Readers will further be entertained with tales of adulterous wives, crooked priests, violent robbers, and travelling magicians. Apuleius seems to have a fondness for the grotesque and the bawdy. His prose ranges from the slapstick to sublime, effortlessly. The result is a novel that constantly surprises its readers with varied tones and playful unpredictability.
Themes: the animal and the divine
The Golden Ass is a story of transformations. It starts with physical metamorphosis, and moves towards moral and spiritual change. Lucius’s transformation into a donkey is castigation for curiosity and pride, but through his suffering, he overcomes his superficial identity and lives to experience the lowest and loftiest aspects of human nature.
The final book marks a dramatic shift in the tone and in the mood of the story. In utter desperation, after enduring unbearable hardships, our despondent protagonist donkey attempts to take his own life. He goes down to the sea, and starts wailing at his plight, and the desperation that has led him into this state of action.
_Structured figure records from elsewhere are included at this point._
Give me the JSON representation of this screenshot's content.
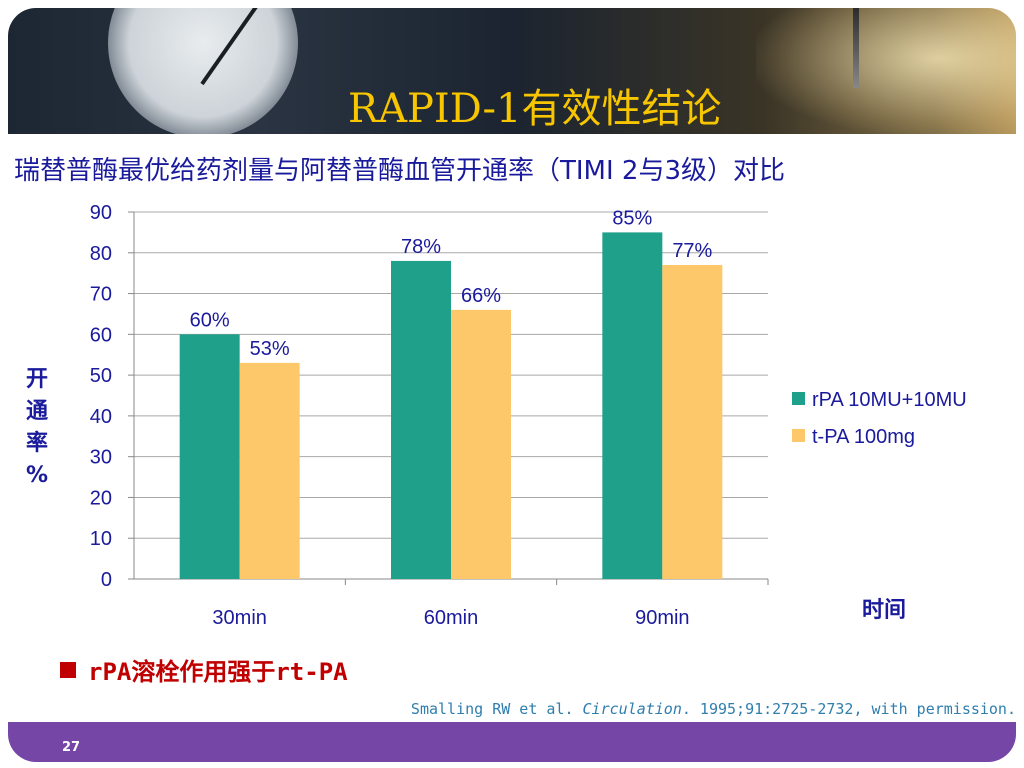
{
  "slide": {
    "title": "RAPID-1有效性结论",
    "subtitle": "瑞替普酶最优给药剂量与阿替普酶血管开通率（TIMI 2与3级）对比",
    "y_axis_label": "开通率%",
    "x_axis_label": "时间",
    "bullet": "rPA溶栓作用强于rt-PA",
    "citation_prefix": "Smalling RW et al. ",
    "citation_journal": "Circulation",
    "citation_suffix": ". 1995;91:2725-2732, with permission.",
    "page_number": "27"
  },
  "colors": {
    "series_rpa": "#1fa08a",
    "series_tpa": "#fdc86a",
    "title_color": "#f7c600",
    "text_blue": "#1a1a9c",
    "footer": "#7546a6"
  },
  "chart_data": {
    "type": "bar",
    "categories": [
      "30min",
      "60min",
      "90min"
    ],
    "series": [
      {
        "name": "rPA 10MU+10MU",
        "values": [
          60,
          78,
          85
        ],
        "labels": [
          "60%",
          "78%",
          "85%"
        ]
      },
      {
        "name": "t-PA 100mg",
        "values": [
          53,
          66,
          77
        ],
        "labels": [
          "53%",
          "66%",
          "77%"
        ]
      }
    ],
    "yticks": [
      "0",
      "10",
      "20",
      "30",
      "40",
      "50",
      "60",
      "70",
      "80",
      "90"
    ],
    "ylim": [
      0,
      90
    ],
    "grid": true,
    "legend_position": "right"
  }
}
Pitying Lucius, the goddess Isis, appears before him as a vision and restores his human appearance. The story ends with Lucius initiating into the mystery cult, and experiencing the death of his former self and experiencing a rebirth, akin to his new found faith in the mystery cult. Lucius’s journey is not just one of misadventures and cruelty, but a pilgrimage—from ignorance and desire to wisdom and reverence. The Golden Ass begins in travesty, but ends in salvation.
Style and voice
Apuleius has captured the lucidity of his style with the use of rhetorical flourish. His detailed prose is filled with digressions, puns, and cultural allusions, to keep readers entertained and engrossed.
As a Platonist and a priest of Isis himself, he balances the earthy and often crude humour with a unique sense of storytelling filled with moments of serious philosophical and spiritual reflection. Even in translations, Apuleius’s unique voice shines through: scholarly but cheeky, wise yet never dry. His dexterity of language is apparent as he moves between crudeness and virtue with ease, making the novel feel almost modern in its tonal complexity.
Why read The Golden Ass today?
The Golden Ass still retains a remarkably modern feel and is entertaining to its core. Lucius is a timeless figure, a flawed seeker much like our modern-day truth-seekers, at times curious, foolish, eager, impulsive, but ultimately redeemed. The novel is one of the few ancient works that provides us a vivid portrait of everyday Roman life—you won’t find depictions of the Senate, the law-courts or the citizen assemblies here, but rather you will be escorted into the kitchens, brothels, inns, and back alleys of the ancient Roman world. It’s pitiful, funny, touching, and at times deeply moving.
The Golden Ass is one of antiquity’s strangest and most enjoyable tales. It is one of humour, pathos and spirituality, a novel that defies genre, and stands alone for its unique storytelling. So, grab a copy of the Golden Ass and be transported into an ancient world of magic, pathos and spirituality like never before.